In the medical profession, N95 masks are generally only used by doctors working with airborne viruses like measles, says Aaron E. Glatt, chairman at the department of medicine at Mount Sinai South Nassau in Oceanside, N.Y. and a spokesman for the Infectious Disease Society of America. Coronaviruses generally involve larger droplets that don't stay suspended in the air.

Besides, "if you put it in your purse it's potentially going to contaminate everything in your purse," said Dr. Glatt.

Despite those concerns, the coronavirus outbreak has amplified social pressure to wear masks, to the point where there is a stigma associated with those who don't--especially in Asia.

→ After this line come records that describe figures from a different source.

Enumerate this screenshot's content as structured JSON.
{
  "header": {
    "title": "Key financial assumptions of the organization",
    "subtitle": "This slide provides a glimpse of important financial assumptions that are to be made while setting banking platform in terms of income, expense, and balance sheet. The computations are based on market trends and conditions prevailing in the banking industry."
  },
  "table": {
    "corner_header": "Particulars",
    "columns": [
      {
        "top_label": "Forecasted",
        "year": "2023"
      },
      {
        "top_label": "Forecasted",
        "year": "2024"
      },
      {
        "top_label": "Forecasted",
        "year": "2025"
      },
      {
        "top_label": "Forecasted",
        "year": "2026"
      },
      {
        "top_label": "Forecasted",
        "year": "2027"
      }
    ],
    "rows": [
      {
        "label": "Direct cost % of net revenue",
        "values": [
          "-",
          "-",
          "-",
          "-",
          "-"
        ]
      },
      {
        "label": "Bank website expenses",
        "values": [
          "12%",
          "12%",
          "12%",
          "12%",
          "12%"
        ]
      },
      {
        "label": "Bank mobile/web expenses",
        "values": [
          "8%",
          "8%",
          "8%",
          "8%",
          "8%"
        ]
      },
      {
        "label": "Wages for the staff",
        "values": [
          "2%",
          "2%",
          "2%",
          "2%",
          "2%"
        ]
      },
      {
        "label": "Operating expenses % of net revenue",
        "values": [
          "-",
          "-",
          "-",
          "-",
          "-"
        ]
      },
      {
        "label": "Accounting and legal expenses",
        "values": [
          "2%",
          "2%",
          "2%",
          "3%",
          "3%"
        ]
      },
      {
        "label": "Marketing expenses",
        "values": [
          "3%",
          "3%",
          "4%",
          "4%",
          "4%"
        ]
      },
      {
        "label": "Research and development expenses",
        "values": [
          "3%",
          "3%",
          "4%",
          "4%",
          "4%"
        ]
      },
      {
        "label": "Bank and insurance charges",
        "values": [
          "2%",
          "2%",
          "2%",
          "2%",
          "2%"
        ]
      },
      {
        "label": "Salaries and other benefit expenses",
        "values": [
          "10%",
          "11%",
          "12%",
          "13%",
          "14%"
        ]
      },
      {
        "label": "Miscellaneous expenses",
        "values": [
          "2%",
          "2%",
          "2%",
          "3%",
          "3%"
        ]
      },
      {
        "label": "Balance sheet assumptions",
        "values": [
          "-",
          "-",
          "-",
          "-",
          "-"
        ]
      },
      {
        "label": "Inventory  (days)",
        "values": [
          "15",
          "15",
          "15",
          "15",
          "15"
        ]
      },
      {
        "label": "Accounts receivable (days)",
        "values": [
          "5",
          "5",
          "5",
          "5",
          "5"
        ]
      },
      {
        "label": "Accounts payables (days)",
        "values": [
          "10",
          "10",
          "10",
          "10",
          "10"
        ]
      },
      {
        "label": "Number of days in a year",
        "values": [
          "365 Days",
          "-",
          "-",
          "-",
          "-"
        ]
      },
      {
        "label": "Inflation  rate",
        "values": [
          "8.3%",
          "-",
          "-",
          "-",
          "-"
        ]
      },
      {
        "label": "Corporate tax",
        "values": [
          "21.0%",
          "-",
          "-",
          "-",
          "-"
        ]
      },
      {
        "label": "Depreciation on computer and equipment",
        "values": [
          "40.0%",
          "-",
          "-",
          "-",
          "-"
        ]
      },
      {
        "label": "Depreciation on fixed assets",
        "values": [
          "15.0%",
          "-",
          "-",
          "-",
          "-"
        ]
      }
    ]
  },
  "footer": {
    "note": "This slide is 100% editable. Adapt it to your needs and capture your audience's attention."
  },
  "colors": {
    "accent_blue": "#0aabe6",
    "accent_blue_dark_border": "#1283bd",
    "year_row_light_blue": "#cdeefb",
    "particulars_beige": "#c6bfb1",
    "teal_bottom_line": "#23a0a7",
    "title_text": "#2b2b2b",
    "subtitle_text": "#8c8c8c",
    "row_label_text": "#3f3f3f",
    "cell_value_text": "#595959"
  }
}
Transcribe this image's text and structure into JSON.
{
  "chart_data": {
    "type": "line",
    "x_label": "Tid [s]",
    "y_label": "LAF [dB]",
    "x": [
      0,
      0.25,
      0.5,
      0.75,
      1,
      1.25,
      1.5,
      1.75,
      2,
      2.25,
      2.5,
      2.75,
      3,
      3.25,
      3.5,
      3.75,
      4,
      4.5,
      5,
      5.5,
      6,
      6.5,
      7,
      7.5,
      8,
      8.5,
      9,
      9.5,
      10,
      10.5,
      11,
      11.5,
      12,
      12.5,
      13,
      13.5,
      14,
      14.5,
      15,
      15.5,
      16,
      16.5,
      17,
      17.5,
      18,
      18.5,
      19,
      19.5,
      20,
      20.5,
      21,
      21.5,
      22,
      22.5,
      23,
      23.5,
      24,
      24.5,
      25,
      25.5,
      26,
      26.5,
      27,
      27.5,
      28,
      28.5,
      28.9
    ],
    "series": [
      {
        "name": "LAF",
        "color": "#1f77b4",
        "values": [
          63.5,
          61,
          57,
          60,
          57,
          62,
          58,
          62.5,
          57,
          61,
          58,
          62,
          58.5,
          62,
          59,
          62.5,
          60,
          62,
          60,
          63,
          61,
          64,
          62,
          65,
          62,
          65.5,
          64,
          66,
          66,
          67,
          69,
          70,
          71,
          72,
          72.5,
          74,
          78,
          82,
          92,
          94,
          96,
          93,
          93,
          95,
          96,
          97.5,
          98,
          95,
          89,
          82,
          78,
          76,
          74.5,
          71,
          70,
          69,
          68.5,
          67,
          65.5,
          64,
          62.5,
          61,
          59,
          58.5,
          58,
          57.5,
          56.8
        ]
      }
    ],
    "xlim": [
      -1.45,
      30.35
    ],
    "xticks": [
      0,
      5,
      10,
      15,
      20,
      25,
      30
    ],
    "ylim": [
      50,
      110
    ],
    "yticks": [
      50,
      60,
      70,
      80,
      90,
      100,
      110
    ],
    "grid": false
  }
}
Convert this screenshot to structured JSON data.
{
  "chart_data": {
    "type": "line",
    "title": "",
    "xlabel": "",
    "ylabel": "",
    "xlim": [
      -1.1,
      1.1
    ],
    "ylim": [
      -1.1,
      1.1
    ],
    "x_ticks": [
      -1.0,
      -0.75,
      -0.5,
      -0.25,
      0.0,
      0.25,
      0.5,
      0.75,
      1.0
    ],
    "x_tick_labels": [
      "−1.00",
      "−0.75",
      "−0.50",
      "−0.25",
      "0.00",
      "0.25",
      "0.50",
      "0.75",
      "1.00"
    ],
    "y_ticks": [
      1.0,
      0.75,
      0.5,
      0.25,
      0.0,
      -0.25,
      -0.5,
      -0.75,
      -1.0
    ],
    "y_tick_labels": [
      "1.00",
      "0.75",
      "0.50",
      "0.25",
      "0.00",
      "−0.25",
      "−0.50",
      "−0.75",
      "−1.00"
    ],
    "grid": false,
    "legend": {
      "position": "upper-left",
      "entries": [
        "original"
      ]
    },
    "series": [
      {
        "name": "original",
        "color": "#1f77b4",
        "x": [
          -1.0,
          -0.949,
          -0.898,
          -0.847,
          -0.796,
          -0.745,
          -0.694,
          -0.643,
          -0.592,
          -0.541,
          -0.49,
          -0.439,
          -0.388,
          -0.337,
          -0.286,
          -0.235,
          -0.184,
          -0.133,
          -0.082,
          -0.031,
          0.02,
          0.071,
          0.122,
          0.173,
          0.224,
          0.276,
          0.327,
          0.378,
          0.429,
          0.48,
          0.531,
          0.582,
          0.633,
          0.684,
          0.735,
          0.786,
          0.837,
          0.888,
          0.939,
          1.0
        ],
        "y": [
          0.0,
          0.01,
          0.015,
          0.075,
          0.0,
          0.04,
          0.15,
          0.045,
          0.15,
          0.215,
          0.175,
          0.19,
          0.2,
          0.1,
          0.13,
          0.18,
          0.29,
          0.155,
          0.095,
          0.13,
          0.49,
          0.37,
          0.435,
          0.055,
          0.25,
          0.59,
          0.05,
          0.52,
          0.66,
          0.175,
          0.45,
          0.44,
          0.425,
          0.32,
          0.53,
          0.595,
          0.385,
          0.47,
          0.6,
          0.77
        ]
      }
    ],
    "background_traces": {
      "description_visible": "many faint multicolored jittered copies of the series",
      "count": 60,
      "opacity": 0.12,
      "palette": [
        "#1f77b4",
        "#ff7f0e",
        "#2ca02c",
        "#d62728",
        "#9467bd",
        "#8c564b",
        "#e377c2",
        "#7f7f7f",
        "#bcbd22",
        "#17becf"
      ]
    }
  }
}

Surgical-style face masks have become increasingly popular in the region since the outbreak of SARS in late 2002. Many people wear them when suffering from common colds or coughs, but their use has expanded to include combating the pollution that hovers over many Asian cities.

They have become something of a fashion accessory for many younger people, who wear them to hide blemishes, make their faces appear smaller or mimic pop idols like Lu Han, a Chinese entertainer.

Over the past week, doctored photos featuring characters from Mickey Mouse to Buddha--all wearing surgical masks--have started making the rounds on WeChat, a messaging app with more than 1.1 billion global monthly active users.

Posters depicting Cultural Revolution-period characters wearing 3M's version of the N95 mask have been circulated widely on Chinese social media. Some of the posters made by social media users feature red characters in big fonts and messages as dramatic as the political slogans of the 1960s.

"If one person is infected (with the virus) then the entire family will collapse; all family wealth will belong to the relatives," reads one. Another says "Mask or medical ventilator? It is your option to pick one of either."

Yang Jie, Raffaele Huang, Reddy Zhao, Austen Hufford and Nina Trentmann contributed to this article.